Lecturer's Précis - Norris (1991)

"The Constraints on Connectionism"

Copyright Notice: This material was written and published in Wales by Derek J. Smith (Chartered Engineer). It forms part of a multifile e-learning resource, and subject only to acknowledging Derek J. Smith's rights under international copyright law to be identified as author may be freely downloaded and printed off in single complete copies solely for the purposes of private study and/or review. Commercial exploitation rights are reserved. The remote hyperlinks have been selected for the academic appropriacy of their contents; they were free of offensive and litigious content when selected, and will be periodically checked to have remained so. Copyright © 2004-2018, Derek J. Smith.

 

First published online 14:40 GMT 17th March 2004, Copyright Derek J. Smith (Chartered Engineer).
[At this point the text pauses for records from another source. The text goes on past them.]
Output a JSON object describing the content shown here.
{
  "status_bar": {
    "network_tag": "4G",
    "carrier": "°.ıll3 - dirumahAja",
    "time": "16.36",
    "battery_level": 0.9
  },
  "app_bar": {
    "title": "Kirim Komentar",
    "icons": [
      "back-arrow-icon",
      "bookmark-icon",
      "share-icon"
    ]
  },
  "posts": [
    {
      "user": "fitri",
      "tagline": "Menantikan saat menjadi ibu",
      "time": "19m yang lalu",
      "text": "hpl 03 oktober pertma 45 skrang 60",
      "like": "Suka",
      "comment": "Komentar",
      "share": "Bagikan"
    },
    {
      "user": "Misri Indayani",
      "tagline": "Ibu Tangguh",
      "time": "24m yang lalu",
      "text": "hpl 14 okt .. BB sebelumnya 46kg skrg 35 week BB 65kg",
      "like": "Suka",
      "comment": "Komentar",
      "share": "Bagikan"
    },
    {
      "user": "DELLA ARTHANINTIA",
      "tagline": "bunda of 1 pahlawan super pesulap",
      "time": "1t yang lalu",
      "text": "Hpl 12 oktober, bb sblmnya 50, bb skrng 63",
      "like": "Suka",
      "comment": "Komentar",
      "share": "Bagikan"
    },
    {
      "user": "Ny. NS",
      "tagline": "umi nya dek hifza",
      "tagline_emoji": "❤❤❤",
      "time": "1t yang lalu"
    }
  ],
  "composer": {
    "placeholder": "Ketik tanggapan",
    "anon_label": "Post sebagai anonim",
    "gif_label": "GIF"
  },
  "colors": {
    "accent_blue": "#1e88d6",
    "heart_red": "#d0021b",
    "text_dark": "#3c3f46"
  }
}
This version [2.0 - copyright] 09:00 9th July 2018.

Readers unfamiliar with the concepts of "connectionism" and "neural network" should pre-read our e-handout on "Connectionism".

1 - Introduction

Norris begins by summarising the value of connectionism to psychologists as follows .....

"The recent revival of connectionism has probably created more excitement than any other development in the history of cognitive psychology. Part of this excitement is due to the fact that connectionist models naturally express a number of characteristics which seem to typify human cognition. For example, graceful degradation of behaviour following damage, content addressable memory, and pattern completion are all cited as natural properties of connectionist networks [.....]. The other source of the appeal of connectionism is that, like the brain, connectionist networks are built from large numbers of highly interconnected simple processing units. Therefore connectionism looks like a good starting point for building brain-like models of cognition." (p293.)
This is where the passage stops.